2017 : WHAT SCIENTIFIC TERM OR CONCEPT OUGHT TO BE MORE WIDELY KNOWN?

michael_shermer's picture
Publisher, Skeptic magazine; Monthly Columnist, Scientific American; Presidential Fellow, Chapman University; Author, Heavens on Earth
Negativity Bias

One of the most understated effects in all cognitive science is the psychology behind why negative events, emotions, and thoughts trump by a wide margin those that are positive. This bias was discovered and documented by the psychologists Paul Rozin and Edward Royzman in 2001, showing that across almost all domains of life, we seem almost preternaturally pessimistic:

• Negative stimuli command more attention than positive stimuli. In rats, for example, negative tastes elicit stronger responses than positive tastes. And in taste aversion experiments a single exposure to a noxious food or drink can cause lasting avoidance of that item, but there is no corresponding parallel with good tasting food or drinks.

• Pain feels worse than no pain feels good. That is, as the philosopher Arthur Schopenhauer put it, “we feel pain, but not painlessness.” There are erogenous zones, Rozin and Royzman point out, but no corresponding torturogenous zones.

• Picking out an angry face in a crowd is easier and faster to do than picking out a happy face.

• Negative events lead us to seek causes more readily than do positive events. Wars, for example, generate endless analyses in books and articles, whereas peace literature is paltry by comparison.

• We have more words to describe the qualities of physical pain (deep, intense, dull, sharp, aching, burning, cutting, pinching, piercing, tearing, twitching, shooting, stabbing, thrusting, throbbing, penetrating, lingering, radiating, etc.) than we have to describe physical pleasure (intense, delicious, exquisite, breathtaking, sumptuous, sweet, etc.).

• There are more cognitive categories for and descriptive terms of negative emotions than positive. As Leo Tolstoy famously observed in 1875: “Happy families are all alike; every unhappy family is unhappy in its own way.”

• There are more ways to fail than there are to succeed. It is difficult to reach perfection and the paths to it are few, but there are many ways to fail to achieve perfection and the paths away from it are many.

• Empathy is more readily triggered by negative stimuli than positive: People identify and sympathize with others who are suffering or in pain more than they do others who are in a state happier or better off than them.

• Evil contaminates good more than good purifies evil.

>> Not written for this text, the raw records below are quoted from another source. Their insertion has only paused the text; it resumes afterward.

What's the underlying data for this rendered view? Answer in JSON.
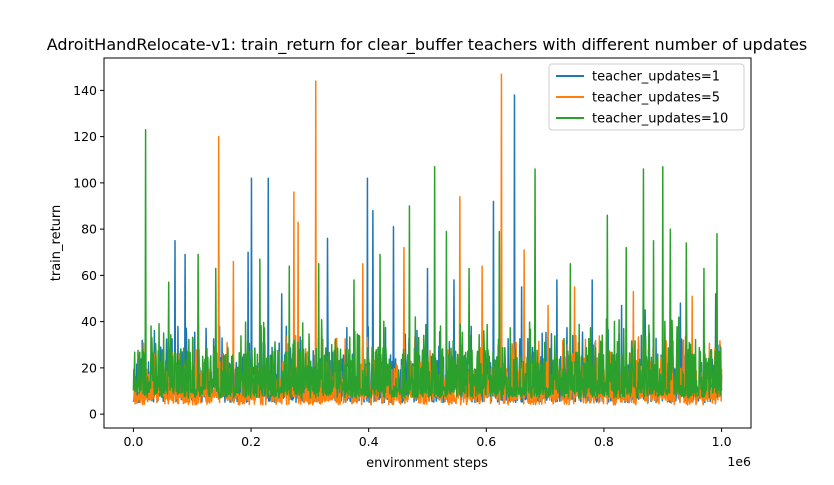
{
  "chart_data": {
    "type": "line",
    "title": "AdroitHandRelocate-v1: train_return for clear_buffer teachers with different number of updates",
    "xlabel": "environment steps",
    "ylabel": "train_return",
    "x_offset_label": "1e6",
    "xlim": [
      -0.05,
      1.05
    ],
    "ylim": [
      -6,
      154
    ],
    "x_ticks": [
      0.0,
      0.2,
      0.4,
      0.6,
      0.8,
      1.0
    ],
    "x_tick_labels": [
      "0.0",
      "0.2",
      "0.4",
      "0.6",
      "0.8",
      "1.0"
    ],
    "y_ticks": [
      0,
      20,
      40,
      60,
      80,
      100,
      120,
      140
    ],
    "y_tick_labels": [
      "0",
      "20",
      "40",
      "60",
      "80",
      "100",
      "120",
      "140"
    ],
    "grid": false,
    "legend_position": "top-right",
    "x_range": [
      0.0,
      1.0
    ],
    "series": [
      {
        "name": "teacher_updates=1",
        "color": "#1f77b4",
        "baseline": 7,
        "band_high": 38,
        "spikes": [
          [
            0.071,
            75
          ],
          [
            0.088,
            69
          ],
          [
            0.195,
            70
          ],
          [
            0.201,
            102
          ],
          [
            0.229,
            102
          ],
          [
            0.252,
            52
          ],
          [
            0.33,
            76
          ],
          [
            0.398,
            102
          ],
          [
            0.407,
            88
          ],
          [
            0.442,
            81
          ],
          [
            0.5,
            63
          ],
          [
            0.545,
            58
          ],
          [
            0.612,
            92
          ],
          [
            0.648,
            138
          ],
          [
            0.66,
            55
          ],
          [
            0.72,
            58
          ],
          [
            0.78,
            58
          ],
          [
            0.83,
            47
          ],
          [
            0.87,
            45
          ],
          [
            0.93,
            48
          ],
          [
            0.99,
            52
          ]
        ]
      },
      {
        "name": "teacher_updates=5",
        "color": "#ff7f0e",
        "baseline": 6,
        "band_high": 34,
        "spikes": [
          [
            0.145,
            120
          ],
          [
            0.17,
            66
          ],
          [
            0.273,
            96
          ],
          [
            0.28,
            83
          ],
          [
            0.31,
            144
          ],
          [
            0.39,
            65
          ],
          [
            0.46,
            72
          ],
          [
            0.555,
            94
          ],
          [
            0.593,
            64
          ],
          [
            0.626,
            147
          ],
          [
            0.664,
            71
          ],
          [
            0.705,
            47
          ],
          [
            0.75,
            55
          ],
          [
            0.85,
            53
          ],
          [
            0.95,
            51
          ]
        ]
      },
      {
        "name": "teacher_updates=10",
        "color": "#2ca02c",
        "baseline": 9,
        "band_high": 42,
        "spikes": [
          [
            0.021,
            123
          ],
          [
            0.06,
            57
          ],
          [
            0.11,
            69
          ],
          [
            0.14,
            63
          ],
          [
            0.215,
            67
          ],
          [
            0.265,
            64
          ],
          [
            0.315,
            65
          ],
          [
            0.375,
            58
          ],
          [
            0.419,
            69
          ],
          [
            0.469,
            90
          ],
          [
            0.512,
            107
          ],
          [
            0.532,
            79
          ],
          [
            0.571,
            63
          ],
          [
            0.622,
            79
          ],
          [
            0.683,
            106
          ],
          [
            0.743,
            65
          ],
          [
            0.806,
            86
          ],
          [
            0.838,
            72
          ],
          [
            0.867,
            106
          ],
          [
            0.884,
            75
          ],
          [
            0.9,
            107
          ],
          [
            0.913,
            80
          ],
          [
            0.94,
            74
          ],
          [
            0.97,
            63
          ],
          [
            0.992,
            78
          ]
        ]
      }
    ]
  }
}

As the old Russian proverb says, “A spoonful of tar can spoil a barrel of honey, but a spoonful of honey does nothing for a barrel of tar.” In India, members of the higher castes may be considered contaminated by eating food prepared by members of the lower castes, but those in the lower castes do not receive an equivalent rise upward in purity status by eating food prepared by their upper caste counterparts.

• The notorious “one drop of blood” rule of racial classification has its origin in the Code Noir, or “Negro Code” of 1685, meant to guarantee the purity of the White race by screening out the tainted blood, whereas, note Rozin and Royzman, “there exists no historical evidence for the positive equivalent of a ‘one-drop’ ordinance—that is, a statute whereby one’s membership in a racially privileged class would be assured by one’s being in possession of ‘one drop’ of the racially superior blood.”

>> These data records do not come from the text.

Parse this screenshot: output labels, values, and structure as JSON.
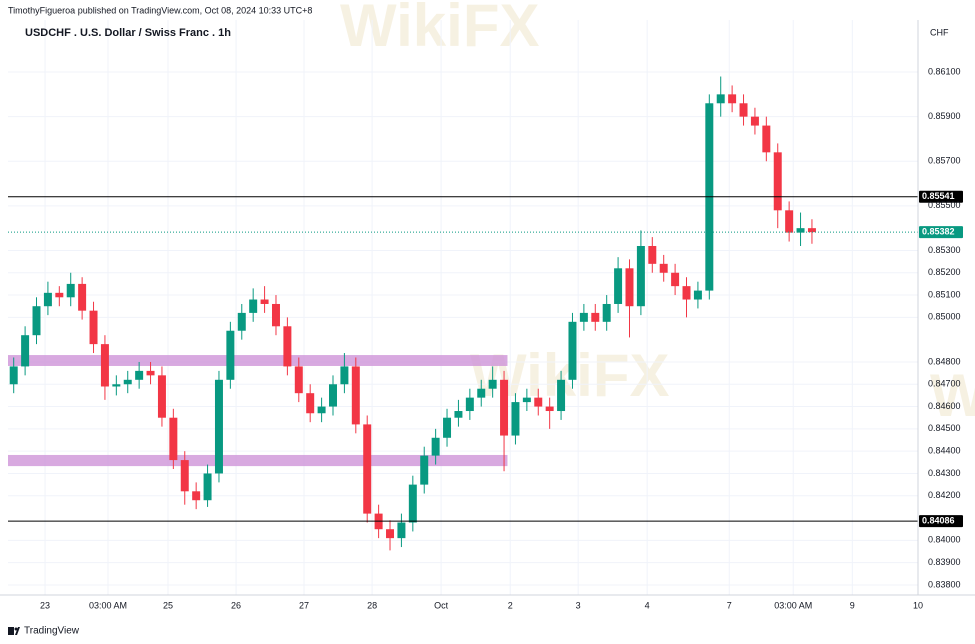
{
  "header": "TimothyFigueroa published on TradingView.com, Oct 08, 2024 10:33 UTC+8",
  "footer": "TradingView",
  "watermark": "WikiFX",
  "chart_data": {
    "type": "candlestick",
    "title": "USDCHF . U.S. Dollar / Swiss Franc . 1h",
    "currency": "CHF",
    "up_color": "#089981",
    "down_color": "#f23645",
    "grid": true,
    "open": [
      0.847,
      0.8478,
      0.8492,
      0.8505,
      0.8511,
      0.8509,
      0.8515,
      0.8503,
      0.8488,
      0.8469,
      0.847,
      0.8472,
      0.8476,
      0.8474,
      0.8455,
      0.8436,
      0.8422,
      0.8418,
      0.843,
      0.8472,
      0.8494,
      0.8502,
      0.8508,
      0.8506,
      0.8496,
      0.8478,
      0.8466,
      0.8457,
      0.846,
      0.847,
      0.8478,
      0.8452,
      0.8412,
      0.8405,
      0.8401,
      0.8408,
      0.8425,
      0.8438,
      0.8446,
      0.8455,
      0.8458,
      0.8464,
      0.8468,
      0.8472,
      0.8447,
      0.8462,
      0.8464,
      0.846,
      0.8458,
      0.8472,
      0.8498,
      0.8502,
      0.8498,
      0.8506,
      0.8522,
      0.8505,
      0.8532,
      0.8524,
      0.852,
      0.8514,
      0.8508,
      0.8512,
      0.8596,
      0.86,
      0.8596,
      0.859,
      0.8586,
      0.8574,
      0.8548,
      0.8538,
      0.854
    ],
    "high": [
      0.8482,
      0.8496,
      0.8509,
      0.8516,
      0.8514,
      0.852,
      0.8518,
      0.8507,
      0.8492,
      0.8474,
      0.8476,
      0.848,
      0.848,
      0.8478,
      0.8459,
      0.844,
      0.8426,
      0.8434,
      0.8476,
      0.8498,
      0.8506,
      0.8513,
      0.8514,
      0.851,
      0.85,
      0.8482,
      0.847,
      0.8464,
      0.8474,
      0.8484,
      0.8482,
      0.8456,
      0.8416,
      0.8409,
      0.8412,
      0.8429,
      0.8442,
      0.845,
      0.8459,
      0.8463,
      0.8468,
      0.8472,
      0.8478,
      0.8476,
      0.8466,
      0.8468,
      0.8468,
      0.8464,
      0.8476,
      0.8502,
      0.8506,
      0.8506,
      0.851,
      0.8527,
      0.8526,
      0.8539,
      0.8536,
      0.8528,
      0.8524,
      0.8518,
      0.8516,
      0.86,
      0.8608,
      0.8604,
      0.86,
      0.8594,
      0.859,
      0.8578,
      0.8552,
      0.8547,
      0.8544
    ],
    "low": [
      0.8466,
      0.8474,
      0.8488,
      0.8501,
      0.8505,
      0.8505,
      0.8499,
      0.8484,
      0.8463,
      0.8465,
      0.8466,
      0.8468,
      0.847,
      0.8451,
      0.8432,
      0.8416,
      0.8414,
      0.8415,
      0.8426,
      0.8468,
      0.849,
      0.8498,
      0.8502,
      0.8492,
      0.8474,
      0.8462,
      0.8453,
      0.8453,
      0.8456,
      0.8466,
      0.8448,
      0.8408,
      0.8401,
      0.83955,
      0.8397,
      0.8404,
      0.8421,
      0.8434,
      0.8442,
      0.8451,
      0.8454,
      0.846,
      0.8464,
      0.8431,
      0.8443,
      0.8458,
      0.8456,
      0.845,
      0.8454,
      0.8468,
      0.8494,
      0.8494,
      0.8494,
      0.8502,
      0.8491,
      0.8501,
      0.852,
      0.8516,
      0.851,
      0.85,
      0.8504,
      0.8508,
      0.859,
      0.8592,
      0.8586,
      0.8582,
      0.857,
      0.854,
      0.8534,
      0.8532,
      0.8533
    ],
    "close": [
      0.8478,
      0.8492,
      0.8505,
      0.8511,
      0.8509,
      0.8515,
      0.8503,
      0.8488,
      0.8469,
      0.847,
      0.8472,
      0.8476,
      0.8474,
      0.8455,
      0.8436,
      0.8422,
      0.8418,
      0.843,
      0.8472,
      0.8494,
      0.8502,
      0.8508,
      0.8506,
      0.8496,
      0.8478,
      0.8466,
      0.8457,
      0.846,
      0.847,
      0.8478,
      0.8452,
      0.8412,
      0.8405,
      0.8401,
      0.8408,
      0.8425,
      0.8438,
      0.8446,
      0.8455,
      0.8458,
      0.8464,
      0.8468,
      0.8472,
      0.8447,
      0.8462,
      0.8464,
      0.846,
      0.8458,
      0.8472,
      0.8498,
      0.8502,
      0.8498,
      0.8506,
      0.8522,
      0.8505,
      0.8532,
      0.8524,
      0.852,
      0.8514,
      0.8508,
      0.8512,
      0.8596,
      0.86,
      0.8596,
      0.859,
      0.8586,
      0.8574,
      0.8548,
      0.8538,
      0.854,
      0.85382
    ],
    "xlim": [
      -0.5,
      79.3
    ],
    "xticks": [
      {
        "value": 2.75,
        "label": "23"
      },
      {
        "value": 8.27,
        "label": "03:00 AM"
      },
      {
        "value": 13.53,
        "label": "25"
      },
      {
        "value": 19.5,
        "label": "26"
      },
      {
        "value": 25.46,
        "label": "27"
      },
      {
        "value": 31.43,
        "label": "28"
      },
      {
        "value": 37.48,
        "label": "Oct"
      },
      {
        "value": 43.54,
        "label": "2"
      },
      {
        "value": 49.5,
        "label": "3"
      },
      {
        "value": 55.55,
        "label": "4"
      },
      {
        "value": 62.75,
        "label": "7"
      },
      {
        "value": 68.36,
        "label": "03:00 AM"
      },
      {
        "value": 73.54,
        "label": "9"
      },
      {
        "value": 79.3,
        "label": "10"
      }
    ],
    "ylim": [
      0.83755,
      0.86311
    ],
    "yticks": [
      {
        "value": 0.861,
        "label": "0.86100"
      },
      {
        "value": 0.859,
        "label": "0.85900"
      },
      {
        "value": 0.857,
        "label": "0.85700"
      },
      {
        "value": 0.855,
        "label": "0.85500"
      },
      {
        "value": 0.853,
        "label": "0.85300"
      },
      {
        "value": 0.852,
        "label": "0.85200"
      },
      {
        "value": 0.851,
        "label": "0.85100"
      },
      {
        "value": 0.85,
        "label": "0.85000"
      },
      {
        "value": 0.848,
        "label": "0.84800"
      },
      {
        "value": 0.847,
        "label": "0.84700"
      },
      {
        "value": 0.846,
        "label": "0.84600"
      },
      {
        "value": 0.845,
        "label": "0.84500"
      },
      {
        "value": 0.844,
        "label": "0.84400"
      },
      {
        "value": 0.843,
        "label": "0.84300"
      },
      {
        "value": 0.842,
        "label": "0.84200"
      },
      {
        "value": 0.84,
        "label": "0.84000"
      },
      {
        "value": 0.839,
        "label": "0.83900"
      },
      {
        "value": 0.838,
        "label": "0.83800"
      }
    ],
    "levels": [
      {
        "value": 0.85541,
        "color": "#000000"
      },
      {
        "value": 0.84086,
        "color": "#000000"
      }
    ],
    "last_price": {
      "value": 0.85382,
      "color": "#089981"
    },
    "zones": [
      {
        "low": 0.84782,
        "high": 0.84831,
        "x": [
          -0.5,
          43.3
        ],
        "color": "#ce93d8"
      },
      {
        "low": 0.84333,
        "high": 0.84383,
        "x": [
          -0.5,
          43.3
        ],
        "color": "#ce93d8"
      }
    ]
  }
}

• In religious traditions, possession by demons happens quickly compared to the exorcism of demons, which typically involves long and complex rituals; by contrast in the positive direction, becoming a saint requires a life devoted to holy acts, which can be erased overnight by a single immoral act. In the secular world, decades of devoted work for public causes can be erased in an instant with an extra-marital affair, financial scandal, or criminal act.

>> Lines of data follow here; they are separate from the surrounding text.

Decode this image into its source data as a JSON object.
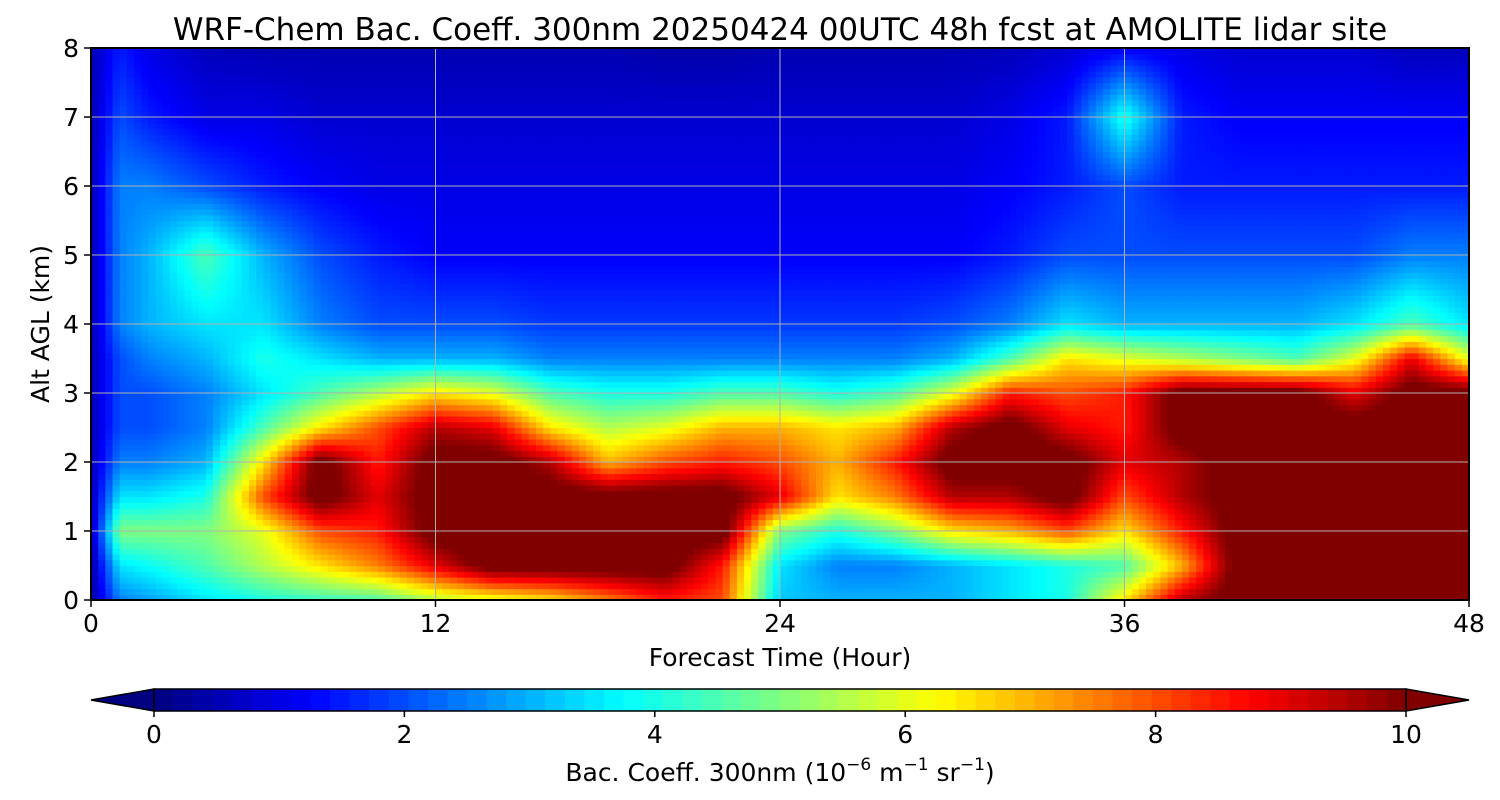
{
  "chart_data": {
    "type": "heatmap",
    "title": "WRF-Chem Bac. Coeff. 300nm  20250424 00UTC 48h fcst at AMOLITE lidar site",
    "xlabel": "Forecast Time (Hour)",
    "ylabel": "Alt AGL (km)",
    "xlim": [
      0,
      48
    ],
    "ylim": [
      0,
      8
    ],
    "x_ticks": [
      0,
      12,
      24,
      36,
      48
    ],
    "y_ticks": [
      0,
      1,
      2,
      3,
      4,
      5,
      6,
      7,
      8
    ],
    "grid": true,
    "colormap": "jet",
    "colorbar": {
      "label_main": "Bac. Coeff. 300nm  (10",
      "exp1": "−6",
      "label_mid": " m",
      "exp2": "−1",
      "label_end": " sr",
      "exp3": "−1",
      "label_close": ")",
      "min": 0,
      "max": 10,
      "ticks": [
        0,
        2,
        4,
        6,
        8,
        10
      ],
      "extend": "both",
      "orientation": "horizontal"
    },
    "x_hours": [
      0,
      1,
      2,
      4,
      6,
      8,
      10,
      12,
      14,
      16,
      18,
      20,
      22,
      24,
      26,
      28,
      30,
      32,
      34,
      36,
      38,
      40,
      42,
      44,
      46,
      48
    ],
    "altitudes_km": [
      0,
      0.5,
      1,
      1.5,
      2,
      2.5,
      3,
      3.5,
      4,
      5,
      6,
      7,
      8
    ],
    "values": [
      [
        0.3,
        2.5,
        2.8,
        3.5,
        4.0,
        4.3,
        4.5,
        5.5,
        6.0,
        6.5,
        7.5,
        8.5,
        8.0,
        3.2,
        3.0,
        3.0,
        3.0,
        3.5,
        4.0,
        6.5,
        9.5,
        10.5,
        10.5,
        10.5,
        10.5,
        10.5
      ],
      [
        0.3,
        3.5,
        3.8,
        4.5,
        5.5,
        6.5,
        7.5,
        9.0,
        10.5,
        10.5,
        10.5,
        10.5,
        8.5,
        3.5,
        2.5,
        2.5,
        3.0,
        3.5,
        4.0,
        4.5,
        7.0,
        10.5,
        10.5,
        10.5,
        10.5,
        10.5
      ],
      [
        0.5,
        5.0,
        5.0,
        5.0,
        6.0,
        8.0,
        8.5,
        10.5,
        10.5,
        10.5,
        10.5,
        10.5,
        10.5,
        5.0,
        4.0,
        5.0,
        6.5,
        7.0,
        8.0,
        6.5,
        8.5,
        10.5,
        10.5,
        10.5,
        10.5,
        10.5
      ],
      [
        0.5,
        3.5,
        3.5,
        4.0,
        8.0,
        10.5,
        9.0,
        10.5,
        10.5,
        10.5,
        10.5,
        10.5,
        10.5,
        9.0,
        6.5,
        7.5,
        9.5,
        9.5,
        10.5,
        8.0,
        9.5,
        10.5,
        10.5,
        10.5,
        10.5,
        10.5
      ],
      [
        0.5,
        2.5,
        2.5,
        3.0,
        6.5,
        10.5,
        8.5,
        10.5,
        10.5,
        9.5,
        7.0,
        8.0,
        8.5,
        8.0,
        7.0,
        8.5,
        10.5,
        10.5,
        10.5,
        9.0,
        9.5,
        10.5,
        10.5,
        10.5,
        10.5,
        10.5
      ],
      [
        0.5,
        2.0,
        2.0,
        2.5,
        4.5,
        6.5,
        8.0,
        9.5,
        9.0,
        6.5,
        5.5,
        6.0,
        7.0,
        7.0,
        6.5,
        7.0,
        9.5,
        10.5,
        9.0,
        8.5,
        10.5,
        10.5,
        10.5,
        10.5,
        10.5,
        10.5
      ],
      [
        0.5,
        2.0,
        2.0,
        2.5,
        3.5,
        4.5,
        5.5,
        6.5,
        6.0,
        4.5,
        4.0,
        4.0,
        4.5,
        4.5,
        4.0,
        4.5,
        6.0,
        8.5,
        8.0,
        8.5,
        10.5,
        10.5,
        10.5,
        9.0,
        10.5,
        10.5
      ],
      [
        0.5,
        2.0,
        2.5,
        3.0,
        4.0,
        3.5,
        3.0,
        3.0,
        3.0,
        2.5,
        2.5,
        2.5,
        2.5,
        2.5,
        2.5,
        2.5,
        3.0,
        4.5,
        6.5,
        6.0,
        5.5,
        5.0,
        4.5,
        6.0,
        9.0,
        6.0
      ],
      [
        0.5,
        2.5,
        3.0,
        3.5,
        3.5,
        2.5,
        2.0,
        2.0,
        2.0,
        1.8,
        1.8,
        1.8,
        1.8,
        1.8,
        1.8,
        1.8,
        2.0,
        2.5,
        3.5,
        3.0,
        3.0,
        3.0,
        3.0,
        3.5,
        4.5,
        3.5
      ],
      [
        0.5,
        2.5,
        3.0,
        4.5,
        3.0,
        2.0,
        1.5,
        1.2,
        1.2,
        1.2,
        1.2,
        1.2,
        1.2,
        1.2,
        1.2,
        1.2,
        1.2,
        1.5,
        2.0,
        2.0,
        2.0,
        2.0,
        2.0,
        2.0,
        2.5,
        2.5
      ],
      [
        0.5,
        2.5,
        2.5,
        2.0,
        1.5,
        1.2,
        1.0,
        1.0,
        1.0,
        1.0,
        1.0,
        1.0,
        1.0,
        1.0,
        1.0,
        1.0,
        1.0,
        1.2,
        1.5,
        2.0,
        1.5,
        1.5,
        1.5,
        1.5,
        1.5,
        1.5
      ],
      [
        0.5,
        2.0,
        1.5,
        1.0,
        1.0,
        0.8,
        0.8,
        0.8,
        0.8,
        0.8,
        0.8,
        0.8,
        0.8,
        0.8,
        0.8,
        0.8,
        0.8,
        1.0,
        1.5,
        4.0,
        1.5,
        1.2,
        1.2,
        1.2,
        1.2,
        1.2
      ],
      [
        0.5,
        1.5,
        1.0,
        0.6,
        0.5,
        0.5,
        0.5,
        0.5,
        0.5,
        0.5,
        0.5,
        0.4,
        0.4,
        0.5,
        0.5,
        0.5,
        0.5,
        0.6,
        0.8,
        1.2,
        1.0,
        0.8,
        0.8,
        0.8,
        0.6,
        0.6
      ]
    ]
  }
}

Why is negativity stronger than positivity? Evolution. In the environment of our evolutionary ancestry there was an asymmetry of payoffs in which the fitness cost of overreacting to a threat was less than the fitness cost of underreacting, so we err on the side of overreaction to negative events. The world was more dangerous in our evolutionary past, so it paid to be risk averse and highly sensitive to threats, and if things were good then taking a gamble to improve them a little bit more was not perceived to be worth the risk of things turning south for the worst.